One of the challenges in dealing with the audience is many understanding the difference between pushing a position, and just telling a story. Don't get me wrong - some do want to push their agenda through their books. The Golden Compass is explicitly a critique of the church of Christianity and an attempt to "expose" its tyranny. The Lion, the Witch, and the Wardrobe, on the other hand, is definitively a pro-Christianity book that retells the story of Christ.
However, some books are just meant to be cool stories. My novel Schism is like that, no matter what else people want to see it as. Schism is about how bad a second civil war could get rather than an avocation for either the Right or the Left.
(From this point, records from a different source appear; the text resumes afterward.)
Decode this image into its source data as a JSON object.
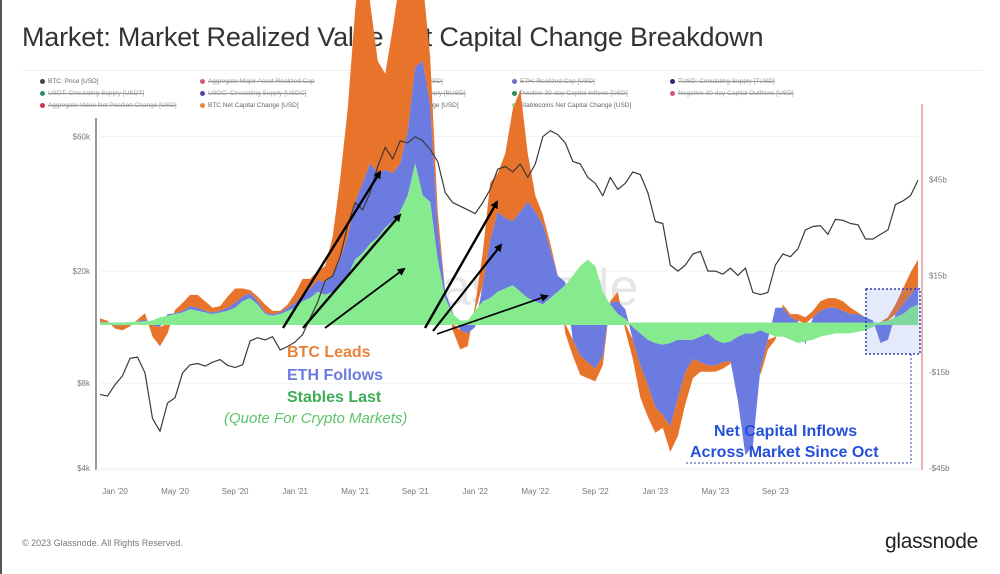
{
  "page": {
    "title": "Market: Market Realized Value Net Capital Change Breakdown",
    "copyright": "© 2023 Glassnode. All Rights Reserved.",
    "logo": "glassnode",
    "watermark": "glassnode"
  },
  "legend": [
    {
      "label": "BTC: Price [USD]",
      "color": "#444444",
      "active": true
    },
    {
      "label": "Aggregate Major Asset Realized Cap",
      "color": "#d05a6e",
      "active": false
    },
    {
      "label": "BTC: Realized Cap [USD]",
      "color": "#e08a3c",
      "active": false
    },
    {
      "label": "ETH: Realized Cap [USD]",
      "color": "#6a6fc4",
      "active": false
    },
    {
      "label": "TUSD: Circulating Supply [TUSD]",
      "color": "#2a2a7a",
      "active": false
    },
    {
      "label": "USDT: Circulating Supply [USDT]",
      "color": "#2e8b6a",
      "active": false
    },
    {
      "label": "USDC: Circulating Supply [USDC]",
      "color": "#4a4aa0",
      "active": false
    },
    {
      "label": "BUSD: Circulating Supply [BUSD]",
      "color": "#d8b030",
      "active": false
    },
    {
      "label": "Positive 30-day Capital Inflows [USD]",
      "color": "#2e8b5a",
      "active": false
    },
    {
      "label": "Negative 30-day Capital Outflows [USD]",
      "color": "#d05a6e",
      "active": false
    },
    {
      "label": "Aggregate Value Net Position Change [USD]",
      "color": "#d0304a",
      "active": false
    },
    {
      "label": "BTC Net Capital Change [USD]",
      "color": "#e8873a",
      "active": true
    },
    {
      "label": "ETH Net Capital Change [USD]",
      "color": "#6b7be0",
      "active": true
    },
    {
      "label": "Stablecoins Net Capital Change [USD]",
      "color": "#7ee08a",
      "active": true
    }
  ],
  "annotations": {
    "btc_leads": "BTC Leads",
    "eth_follows": "ETH Follows",
    "stables_last": "Stables Last",
    "quote": "(Quote For Crypto Markets)",
    "inflows_line1": "Net Capital Inflows",
    "inflows_line2": "Across Market Since Oct"
  },
  "colors": {
    "btc": "#e8732a",
    "eth": "#6b7be0",
    "stables": "#86ea8f",
    "price": "#3a3a3a",
    "annotation_orange": "#e8823a",
    "annotation_blue": "#6b7be0",
    "annotation_green": "#3fae56",
    "annotation_quote": "#5cc46a",
    "inflows_text": "#2550d8",
    "highlight_box": "#3040b0",
    "right_border": "#e08080"
  },
  "chart_data": {
    "type": "area",
    "title": "Market: Market Realized Value Net Capital Change Breakdown",
    "x_tick_labels": [
      "Jan '20",
      "May '20",
      "Sep '20",
      "Jan '21",
      "May '21",
      "Sep '21",
      "Jan '22",
      "May '22",
      "Sep '22",
      "Jan '23",
      "May '23",
      "Sep '23"
    ],
    "y_left": {
      "label": "BTC: Price [USD]",
      "scale": "log",
      "ticks": [
        "$4k",
        "$8k",
        "$20k",
        "$60k"
      ],
      "tick_values": [
        4000,
        8000,
        20000,
        60000
      ],
      "range": [
        4000,
        66000
      ]
    },
    "y_right": {
      "label": "Net Capital Change [USD]",
      "scale": "linear",
      "ticks": [
        "-$45b",
        "-$15b",
        "$15b",
        "$45b"
      ],
      "tick_values": [
        -45,
        -15,
        15,
        45
      ],
      "range": [
        -45,
        62
      ]
    },
    "x_start": "2019-12-01",
    "x_step": "half-month",
    "price_usd": [
      7300,
      7200,
      7900,
      8500,
      9800,
      9900,
      8700,
      6000,
      5400,
      6800,
      7100,
      8700,
      9300,
      9400,
      9200,
      9500,
      9700,
      9250,
      9100,
      9300,
      11300,
      11600,
      11400,
      11700,
      10500,
      10800,
      11200,
      11900,
      13600,
      15500,
      18500,
      19200,
      22500,
      29000,
      35000,
      33000,
      38000,
      47000,
      55000,
      50000,
      58000,
      57000,
      60000,
      58000,
      54000,
      49000,
      38000,
      35000,
      34000,
      33000,
      32000,
      35000,
      39000,
      46000,
      47000,
      45000,
      48000,
      43000,
      48000,
      60000,
      63000,
      61000,
      57000,
      49000,
      48000,
      43000,
      41000,
      37000,
      43000,
      39000,
      41000,
      45000,
      44000,
      38000,
      30000,
      29500,
      21000,
      20000,
      21000,
      23000,
      23500,
      20000,
      20000,
      19500,
      20500,
      19300,
      20500,
      16800,
      16500,
      16800,
      21000,
      23000,
      22500,
      24000,
      28000,
      28800,
      29000,
      27000,
      30500,
      30300,
      29500,
      29200,
      26000,
      26000,
      27000,
      28000,
      34500,
      35500,
      37000,
      42000
    ],
    "series": [
      {
        "name": "Stablecoins Net Capital Change [USD]",
        "unit": "$b",
        "values": [
          0.5,
          0.3,
          0.2,
          0.4,
          0.5,
          0.6,
          0.8,
          1.0,
          2.0,
          2.5,
          3.0,
          3.5,
          4.5,
          4.0,
          3.5,
          3.0,
          3.5,
          4.0,
          5.0,
          7.0,
          8.0,
          6.0,
          3.0,
          2.5,
          3.0,
          4.0,
          5.0,
          7.0,
          8.0,
          10.0,
          9.0,
          10.0,
          12.0,
          15.0,
          20.0,
          22.0,
          25.0,
          27.0,
          30.0,
          32.0,
          35.0,
          40.0,
          50.0,
          40.0,
          38.0,
          20.0,
          8.0,
          3.0,
          1.0,
          1.0,
          4.0,
          7.0,
          8.0,
          10.0,
          11.0,
          12.0,
          10.0,
          8.0,
          7.0,
          6.0,
          8.0,
          10.0,
          12.0,
          15.0,
          18.0,
          20.0,
          18.0,
          10.0,
          6.0,
          3.0,
          1.5,
          -1.0,
          -3.0,
          -5.0,
          -6.0,
          -6.5,
          -6.0,
          -5.0,
          -5.0,
          -5.0,
          -4.0,
          -3.0,
          -5.0,
          -6.0,
          -5.5,
          -4.0,
          -3.0,
          -3.0,
          -2.0,
          -3.0,
          -4.0,
          -4.0,
          -5.0,
          -6.0,
          -5.5,
          -5.0,
          -4.0,
          -3.5,
          -3.0,
          -3.0,
          -3.0,
          -2.5,
          -2.0,
          -1.0,
          0.5,
          1.0,
          2.0,
          3.0,
          5.0,
          6.0
        ]
      },
      {
        "name": "ETH Net Capital Change [USD]",
        "unit": "$b",
        "values": [
          0.2,
          0.1,
          -0.5,
          -0.5,
          -0.3,
          0.2,
          0.5,
          -0.5,
          -1.0,
          0.5,
          0.3,
          0.5,
          1.0,
          1.0,
          0.5,
          0.5,
          0.5,
          1.0,
          1.5,
          1.5,
          1.5,
          1.0,
          0.5,
          0.5,
          0.5,
          1.0,
          1.5,
          2.0,
          3.0,
          3.5,
          4.0,
          5.0,
          8.0,
          12.0,
          18.0,
          22.0,
          25.0,
          20.0,
          18.0,
          15.0,
          15.0,
          20.0,
          30.0,
          42.0,
          30.0,
          10.0,
          2.0,
          0.5,
          -2.0,
          -3.0,
          -1.0,
          5.0,
          18.0,
          25.0,
          22.0,
          20.0,
          25.0,
          30.0,
          28.0,
          25.0,
          15.0,
          5.0,
          1.0,
          -5.0,
          -10.0,
          -12.0,
          -14.0,
          -10.0,
          0.5,
          4.0,
          3.0,
          -4.0,
          -10.0,
          -14.0,
          -20.0,
          -22.0,
          -26.0,
          -18.0,
          -10.0,
          -6.0,
          -8.0,
          -10.0,
          -8.0,
          -6.0,
          -6.0,
          -20.0,
          -38.0,
          -35.0,
          -12.0,
          -2.0,
          5.0,
          5.0,
          2.0,
          1.0,
          -1.0,
          2.0,
          4.0,
          5.0,
          5.0,
          4.0,
          3.0,
          3.0,
          2.0,
          1.0,
          -6.0,
          -5.0,
          1.0,
          3.0,
          4.0,
          6.0
        ]
      },
      {
        "name": "BTC Net Capital Change [USD]",
        "unit": "$b",
        "values": [
          1.0,
          0.5,
          -1.0,
          -1.5,
          -0.5,
          0.5,
          2.0,
          -3.5,
          -6.0,
          -3.0,
          1.0,
          2.5,
          3.5,
          4.0,
          3.0,
          1.5,
          1.5,
          3.5,
          4.5,
          2.5,
          1.0,
          1.5,
          2.5,
          1.0,
          0.5,
          1.0,
          3.0,
          5.0,
          3.0,
          3.0,
          5.0,
          12.0,
          25.0,
          40.0,
          60.0,
          75.0,
          50.0,
          35.0,
          30.0,
          45.0,
          58.0,
          55.0,
          40.0,
          25.0,
          15.0,
          5.0,
          0.0,
          -2.0,
          -6.0,
          -4.0,
          2.0,
          10.0,
          18.0,
          12.0,
          20.0,
          35.0,
          38.0,
          15.0,
          5.0,
          3.0,
          2.0,
          0.0,
          -3.0,
          -5.0,
          -6.0,
          -5.0,
          -4.0,
          -3.0,
          0.5,
          3.0,
          -2.0,
          -6.0,
          -10.0,
          -10.0,
          -8.0,
          -4.0,
          -8.0,
          -12.0,
          -10.0,
          -6.0,
          -3.0,
          -2.0,
          -2.0,
          -2.0,
          -1.0,
          0.0,
          0.0,
          0.0,
          -2.0,
          -3.0,
          -1.0,
          1.0,
          1.0,
          2.0,
          2.0,
          2.0,
          3.0,
          3.0,
          3.0,
          3.0,
          2.0,
          0.5,
          0.0,
          0.0,
          0.0,
          1.0,
          3.0,
          5.0,
          7.0,
          8.0
        ]
      }
    ],
    "legend_position": "top",
    "grid": true
  }
}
Unfortunately, in this polarized world, it seems some folks can't just enjoy the story and need to be on one side or the other instead. The Right has said that it's a squishy book that gives the Left too much credit for how "well" they'd do in any such conflict - as if a war that burns half the country could be done "well" - and the Left has said that my novel is a glorification of violence against them.
Sometimes a story is just a story(or, to quote Sigmund Freud, sometimes a cigar is just a cigar). When I either write or read, I go to escape, and unless it's blatantly in my face, I try not to ascribe an agenda to what I read, no matter what my more political friends may say. Perhaps the novel is trying to be political, but if I can just enjoy the story, then I don't get up in arms over it. I know that One Second After is warning us about the fragility of society, but I enjoyed reading about real characters trying to figure out their new reality. Empire by Orson Scott Card can be both about the dangers of political extremism and a fun story about conspiracies, depending on which way you want to read it.
In other words, stop assuming that all authors have hidden agendas they want to push on folks. Maybe they do, but that doesn't mean you have to find them, for sometimes you find something that isn't there.